Associate Professor in the Sanford School of Public Policy

Simon Miles joined the faculty of the Sanford School of Public Policy as an Assistant Professor in 2017. He is a diplomatic historian whose research agenda explores the causes and mechanics of cooperation between states.

His first book, Engaging the Evil Empire: Washington, Moscow and the Beginning of the End of the Cold War, explores the root causes of cooperation between two adversarial states, the United States and the Soviet Union, in order to situate the peaceful conclusion of the Cold War in a broader, international context. Between 1980 and 1985, US-Soviet relations improved so rapidly and so profoundly that scholars regularly use the case as an example of longstanding rivals setting aside prior disagreements and beginning to cooperate. Engaging the Evil Empire uses recently declassified archival materials from both sides of the Iron Curtain to show how shifts in the perceived distribution of power catalyzed changes in the strategies which US leaders used to engage the Soviet Union and vice versa.

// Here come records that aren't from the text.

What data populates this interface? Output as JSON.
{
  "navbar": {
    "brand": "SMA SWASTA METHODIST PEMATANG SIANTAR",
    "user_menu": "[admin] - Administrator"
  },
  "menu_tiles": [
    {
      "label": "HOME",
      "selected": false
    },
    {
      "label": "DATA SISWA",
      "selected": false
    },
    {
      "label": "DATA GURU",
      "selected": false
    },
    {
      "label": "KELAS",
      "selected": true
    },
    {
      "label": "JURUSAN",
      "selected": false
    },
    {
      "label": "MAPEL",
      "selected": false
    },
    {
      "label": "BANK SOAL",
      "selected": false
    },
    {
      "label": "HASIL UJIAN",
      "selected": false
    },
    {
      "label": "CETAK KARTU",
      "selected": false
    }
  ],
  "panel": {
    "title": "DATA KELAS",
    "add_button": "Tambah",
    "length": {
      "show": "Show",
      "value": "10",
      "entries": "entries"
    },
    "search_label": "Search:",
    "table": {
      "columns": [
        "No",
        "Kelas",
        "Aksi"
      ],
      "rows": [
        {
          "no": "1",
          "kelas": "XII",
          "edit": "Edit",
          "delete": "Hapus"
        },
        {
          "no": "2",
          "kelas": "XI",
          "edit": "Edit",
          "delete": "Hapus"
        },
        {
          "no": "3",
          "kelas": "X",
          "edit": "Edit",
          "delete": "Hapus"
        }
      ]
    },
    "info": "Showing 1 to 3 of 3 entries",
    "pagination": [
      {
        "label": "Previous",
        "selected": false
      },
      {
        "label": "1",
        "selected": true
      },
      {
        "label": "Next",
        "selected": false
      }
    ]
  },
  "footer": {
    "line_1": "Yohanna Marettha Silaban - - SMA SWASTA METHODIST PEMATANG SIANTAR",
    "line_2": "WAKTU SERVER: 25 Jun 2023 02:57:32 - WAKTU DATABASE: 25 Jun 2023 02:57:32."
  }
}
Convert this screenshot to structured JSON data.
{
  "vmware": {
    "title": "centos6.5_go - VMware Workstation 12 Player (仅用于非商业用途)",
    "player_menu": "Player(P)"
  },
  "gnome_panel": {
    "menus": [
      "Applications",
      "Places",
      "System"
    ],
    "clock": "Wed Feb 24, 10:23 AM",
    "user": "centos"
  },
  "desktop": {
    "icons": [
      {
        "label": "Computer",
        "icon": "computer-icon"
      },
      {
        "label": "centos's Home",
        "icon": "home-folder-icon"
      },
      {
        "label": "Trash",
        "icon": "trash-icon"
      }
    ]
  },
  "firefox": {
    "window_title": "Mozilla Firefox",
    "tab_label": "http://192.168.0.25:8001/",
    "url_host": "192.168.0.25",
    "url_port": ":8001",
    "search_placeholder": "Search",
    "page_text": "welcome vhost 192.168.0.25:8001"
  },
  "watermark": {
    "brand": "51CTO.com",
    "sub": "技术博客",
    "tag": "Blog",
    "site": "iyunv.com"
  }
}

Simon's second book, On Guard for Peace and Socialism: The Warsaw Pact, 1955–1991, will examine the ways in which the members of the Warsaw Pact conceived of and provided for their own security in the nuclear age. Taking an international archival approach, the book rejects the trope of Moscow as puppet-master and treats the Warsaw Pact as a multilateral military and political organization designed to provide collective security. In any such institution, different member states invariably have different agendas — and different means of advancing those agendas. It holds a mirror up to US and NATO strategy during the Cold War. Using archival evidence from the Warsaw Pact, it identifies the motivations behind Soviet and Warsaw Pact behavior, disaggregating correlation and causation with strategy on the other side of the Iron Curtain. Identifying this causality illustrates whether deterrence and compellence in fact worked the way strategic theorists in the West at the time believed — and scholars and policy-makers continue to believe today.

At Duke, Simon teaches US foreign policy, Cold War international history, and grand strategy; supervises students working on projects in the field of international relations, broadly defined; and organizes the American Grand Strategy Program's History and International Security speakers series.